Author: Hannah Kent
Hannah Kent has written a fictionalised account of a true historical figure in northern Iceland in the 19th Century. She has painstakingly researched the people, the place and the events to take a true framework and build it into a gripping story which humanises a murderess.
Set in Iceland and taking great pains to ensure the language and the accents are as true to history as possible with notes in the beginning about the naming system in Iceland and pronunciation I admit I became a little concerned. Burial Rites is not a novel that has been translated into English, it is written by Adelaide’s own Hannah Kent, and the writing is fluent; not to mention gripping.
From page one we know that Agnes has been tried and sentenced for murder and will face the death penalty, eventually. Until that time she will be held in the custody of families, we don’t hear much about the place she begins her incarceration but after a while she is moved to Kornsa, where she will be held until the day arrives.
Understandably, the family at Kornsa are not thrilled with the idea of having a murderess in their custody for an indeterminate amount of time, civic duty or not. They are offered much needed compensation and the prisoner is theirs to work as they see fit, as long as she remains working with a reverend on her spiritual journey to God before her final moments.
Burial Rites is about so much more than the final months/years of Agnes’ life in custody. It is about Icelandic life; the weather, the poverty, the work and the conditions. It is about learning to look beyond the surface of things. Agnes is not the cold blooded murderess she’s made out to be and time shows her true character.The way this unravels is gripping, and it kept me guessing. There were many occasions that I found myself wanting just one more chapter to see if I could get the answers to my questions.

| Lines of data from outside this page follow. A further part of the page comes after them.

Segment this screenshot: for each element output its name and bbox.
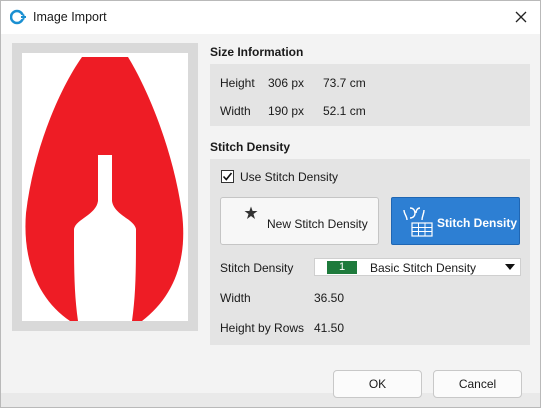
image-import-dialog: Image Import Size Information Height 306… [0, 0, 541, 408]
chevron-down-icon [505, 264, 515, 270]
stitch-density-select[interactable]: 1 Basic Stitch Density [314, 258, 521, 276]
new-stitch-density-button[interactable]: New Stitch Density [220, 197, 379, 245]
size-information-heading: Size Information [210, 45, 304, 59]
stitch-density-button-label: Stitch Density [437, 216, 518, 230]
stitch-density-number-badge: 1 [327, 261, 357, 274]
title-bar: Image Import [1, 1, 540, 34]
use-stitch-density-checkbox[interactable] [221, 170, 234, 183]
app-icon [10, 9, 26, 25]
width-cm-value: 52.1 cm [323, 104, 366, 118]
image-preview [22, 53, 188, 321]
height-px-value: 306 px [268, 76, 305, 90]
stitch-density-icon [403, 207, 433, 237]
height-cm-value: 73.7 cm [323, 76, 366, 90]
star-icon [244, 206, 258, 219]
stitch-density-select-label: Stitch Density [220, 261, 294, 275]
close-icon [515, 11, 527, 23]
image-preview-panel [12, 43, 198, 331]
preview-shape [25, 57, 184, 321]
stitch-density-heading: Stitch Density [210, 140, 291, 154]
stitch-density-panel: Use Stitch Density New Stitch Density St… [210, 159, 530, 345]
ok-button[interactable]: OK [333, 370, 422, 398]
stitch-density-button[interactable]: Stitch Density [391, 197, 520, 245]
use-stitch-density-label[interactable]: Use Stitch Density [240, 170, 338, 184]
window-title: Image Import [33, 10, 107, 24]
density-width-label: Width [220, 291, 251, 305]
size-information-panel: Height 306 px 73.7 cm Width 190 px 52.1 … [210, 64, 530, 126]
height-by-rows-value: 41.50 [314, 321, 345, 335]
width-label: Width [220, 104, 251, 118]
height-label: Height [220, 76, 255, 90]
width-px-value: 190 px [268, 104, 305, 118]
close-button[interactable] [506, 3, 536, 31]
cancel-button[interactable]: Cancel [433, 370, 522, 398]
stitch-density-select-value: Basic Stitch Density [370, 261, 477, 275]
height-by-rows-label: Height by Rows [220, 321, 305, 335]
density-width-value: 36.50 [314, 291, 345, 305]
new-stitch-density-label: New Stitch Density [267, 217, 368, 231]
checkmark-icon [222, 172, 233, 181]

Superstitions abound and much store is set by dreams, add this to the time, the climate and the storytelling (okay so even then it was gossip) of the neighbours and a talented author weaving each of these threads seamlessly into Burial Rites and you are left with a haunting tale sure to remain with you long after the book is closed.
My heart broke at times to think of the situation these characters found themselves in, what parents wants to think of a criminal in such close proximity to their children, even now. How much worse must it have been in a time so rife with superstition where it would have been believed that Agnes’ perceived godlessness would have rubbed off on those around her.
Many of the letters interspersed throughout the book are translated from original trial records, most of the characters truly existed and the events actually occurred. Years of research have offered Kent a solid framework on which to build a fictionalised yet likely scenario for the way life played out for Agnes.
I found myself drawn to many of the characters and empathising with their plights. They may not always agree with the hands they’ve been dealt but for the most part they just slog on through and make the best of it – because really, what else can you do.
Agnes, I just loved Agnes, my heart broke for her. You could see early on that she had been deeply in love and it seemed to be much too big a leap from the depth of her love to charged with murder, I was desperate to find out what happened. The suspense is drawn out beautifully so that you aren’t sure if you will ever know what actually happened on the night of the murders.
For a debut novel Hannah Kent has certainly got some talent and I can’t wait to see what comes next. This is breath-taking and heart breaking and a brilliant start to Kent’s career.